In this lyric, Post Malone raises the concept of the archetypal synchronicity, which is a term Carl Jung defined as “the acausal connection of two or more psychic and physical phenomena.” Essentially, the refers to a strange, often symbolic coincidence that happens outside of the bounds of reason and that challenges conventional logic. Frequently cited in occult theory, synchronicities refer to higher plans and a potential invisible fretboard of interconnected energy lines that we cannot see but that connect us all.

How else could there be four million people wherever Post Malone is, and yet, he only sees the same b*tches, over and over, reoccurring like clockwork? Why do we constantly find ourselves drawn towards the same energies, falling into the same patterns and returning to the same ghosts that began haunting us years or generations ago?

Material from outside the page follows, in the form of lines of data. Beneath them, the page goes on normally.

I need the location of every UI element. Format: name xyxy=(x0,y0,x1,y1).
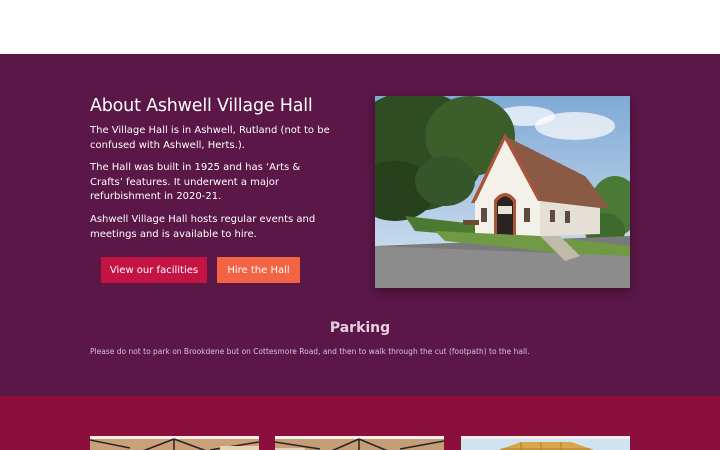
gallery-card-2-image[interactable] xyxy=(275,436,444,450)
parking-text: Please do not to park on Brookdene but o… xyxy=(90,347,530,356)
parking-title: Parking xyxy=(329,320,391,336)
hire-hall-button[interactable]: Hire the Hall xyxy=(217,257,300,283)
about-paragraph-location: The Village Hall is in Ashwell, Rutland … xyxy=(90,125,330,151)
header-bar xyxy=(0,0,720,54)
about-title: About Ashwell Village Hall xyxy=(90,96,313,116)
about-paragraph-events: Ashwell Village Hall hosts regular event… xyxy=(90,214,316,240)
view-facilities-button[interactable]: View our facilities xyxy=(101,257,207,283)
gallery-card-3-image[interactable] xyxy=(461,436,630,450)
gallery-section xyxy=(0,396,720,450)
about-section: About Ashwell Village Hall The Village H… xyxy=(0,54,720,396)
about-paragraph-history: The Hall was built in 1925 and has ‘Arts… xyxy=(90,162,301,202)
gallery-card-1-image[interactable] xyxy=(90,436,259,450)
village-hall-photo xyxy=(375,96,630,288)
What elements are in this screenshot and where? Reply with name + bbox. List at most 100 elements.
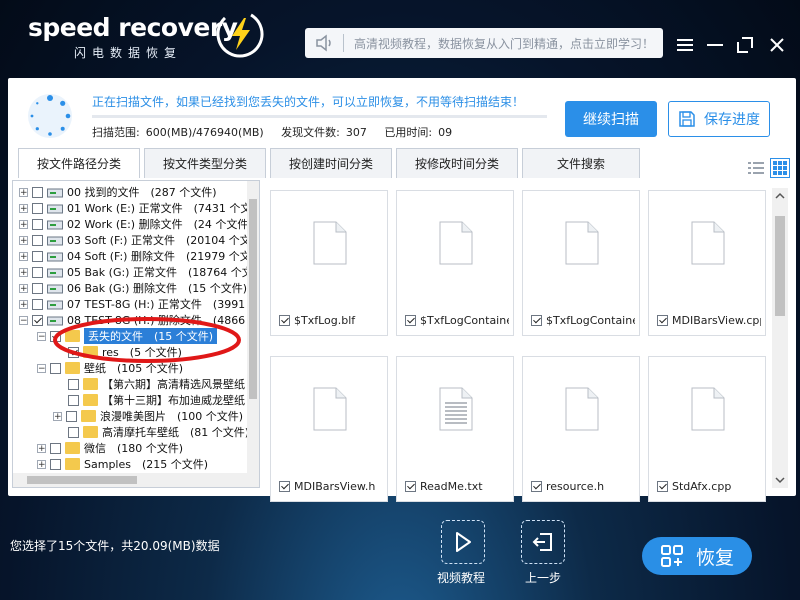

Same Bitcheswww.youtube.com

2. “A paranoid man makes paranoid plans”

Once described by The Atlantic’s Spencer Kornhaber as “The Voice of Modern Brain Fog,” Post Malone always paints searing portraits of the apathy and anxiety that define our digital age. In this line, Posty addresses the fact that our realities tend to reflect our internal worlds. We attract the energies we put out, we accept the love we think we deserve, and if we are internally paranoid, then our world will reflect that paranoia, giving us more reasons to be afraid and creating a feedback loop. The line between our psychic worlds and physical worlds, as Carl Jung theorized, is thinner than we may realize.

One would also imagine that the more time we spend online, the more our exterior realities will end up resembling our digital mindscapes. As AI gets better at learning about us and selling us what it thinks we want, and as the Internet becomes more seamlessly connected to our brains, our worlds will begin to resemble the digital media we intake. Will we all become hollow personas—like Elisabet in the Ingmar Bergman film of the same name—actors in movies we very much would like to be excluded from? Yet what if we decided we could curate our realities for good, if we could change our minds and our activities and thus change everything around us? Post Malone asks these deepest of questions and more in this song about anxiety, surveillance, meaning, and the nature of reality itself.

Post Malone Paranoid (Lyrics Video)www.youtube.com

1. “It’s true that all that you know / is all that you are. You said / it’s all you want and more. So f*ck off and pour another drink.”

“Stay” is a poetic anthem, a journey through the give and take of a crumbling relationship tied together by thin strings of sleeplessness, alcohol, and broken dreams. These first lines are Post Malone at his most philosophical; a veritable Descartes for the Internet era, he puts a new spin on “I think therefore I am” and slaps us right in the existentialism with that doozy of a first line. If all that we know is all that we are, then how can we change? Can we only be changed by others? If we only exist because we think, then is existence all a thought in our minds? Should all philosophers and new postgrads really just f*ck off?

Post Malone – Stay (Lyrics)www.youtube.com

Post Malone, you’ve done it again. Now it’s my turn to f*ck off and grab a beer from the office keg in Posty’s honor, thank you very much. Cheers!